My rating: 4 of 5 stars
Publication Date: September 6th, 2016
Publisher: Knopf Books for Young Readers
Point of View: 1st Person & Feminine
Recommended Age: 12+
Genres & Themes: Young Adult, Contemporary, Private Schools, Mean Girls, Coming-of-Age
Laurinda is an exclusive school for girls. At its hidden centre of power is The Cabinet, a triangle of girls who wield power over their classmates – and some of their teachers.
Entering this world of wealth and secrets is Lucy Lam, a scholarship girl with sharp eyes and a shaky sense of self. As she watches The Cabinet in action, and is courted by them – as she learns about power and repression – Lucy finds herself in a battle for her identity and integrity.
Few genres are more enthralling than the school story. In Laurinda, the acclaimed Alice Pung tells an involving, original story that captures the drama and pain of school life today, as well as revealing much about the choices of young women.
‘‘Lucy and Linh’’ is a perfect YA contemporary book for fans of Cloudwish by Fiona Wood and the movie Mean Girls.
You know what’s so special about it? Something I wasn’t expecting in the slighted bit? There is absolutely no romance inside of it.
Sure there is a girl-boy encounter, but no flirting is involved. It really isn’t about that, and this made me respect the book as well as the author all the more.
I simply hate it when a plot mainly depends on the romance, as if nothing else matters, which is why I found this so, so refreshing.
It’s about discovering oneself, especially one’s true qualities, values and life expectations. But it’s also about not losing yourself when uprooted from your normal life and thrown into a pit of snakes.
I make it sound very ghastly and dreadful, but the girl’s only school ‘‘Laurinda’’ is a scary place. Not only because horrid events occur inside the school, but because of its oblivious students, corrupted by a manipulative trio.

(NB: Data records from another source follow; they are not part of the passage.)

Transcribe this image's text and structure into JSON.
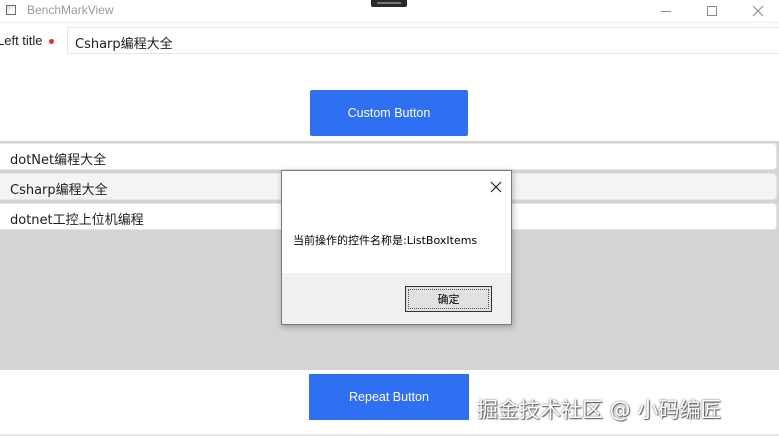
{
  "window": {
    "title": "BenchMarkView",
    "controls": {
      "minimize_icon": "minimize-icon",
      "maximize_icon": "maximize-icon",
      "close_icon": "close-icon"
    }
  },
  "form": {
    "left_title_label": "Left title",
    "title_input_value": "Csharp编程大全",
    "required_marker_color": "#d23b3b"
  },
  "buttons": {
    "custom_label": "Custom Button",
    "repeat_label": "Repeat Button",
    "accent_color": "#2f6ff2"
  },
  "listbox": {
    "items": [
      {
        "label": "dotNet编程大全"
      },
      {
        "label": "Csharp编程大全"
      },
      {
        "label": "dotnet工控上位机编程"
      }
    ]
  },
  "dialog": {
    "message": "当前操作的控件名称是:ListBoxItems",
    "ok_label": "确定"
  },
  "watermark": {
    "text": "掘金技术社区 @ 小码编匠"
  }
}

Think Regina and her cronies. They run the school. They’re at the top and no one can reach them, since everyone’s afraid of them. Well, there’s a similar thing going on at Laurinda. Except, Brodie, Chelsea and Amber form the Cabinet because their parents donate large amounts of money to the school or have their own influential place inside of it, making their daughters almost impossible to touch, among other reasons.
They seem nice, of course they do, and cunningly control their classmates. But the only person who seems to see beneath that layer of sweetness is Lucy.
Lucy learns so much about the school, life and herself. She goes from being no one to someone. But there is a time when she has to re-evaluate her life at Laurinda and make new choices. I loved witnessing her character development more than the ending, which is top-notch.
This is a book you don’t read to be entertained or because you have nothing else to do. This is a book you read because you can’t bring yourself to put it down and not know what will happen to Lucy in the end.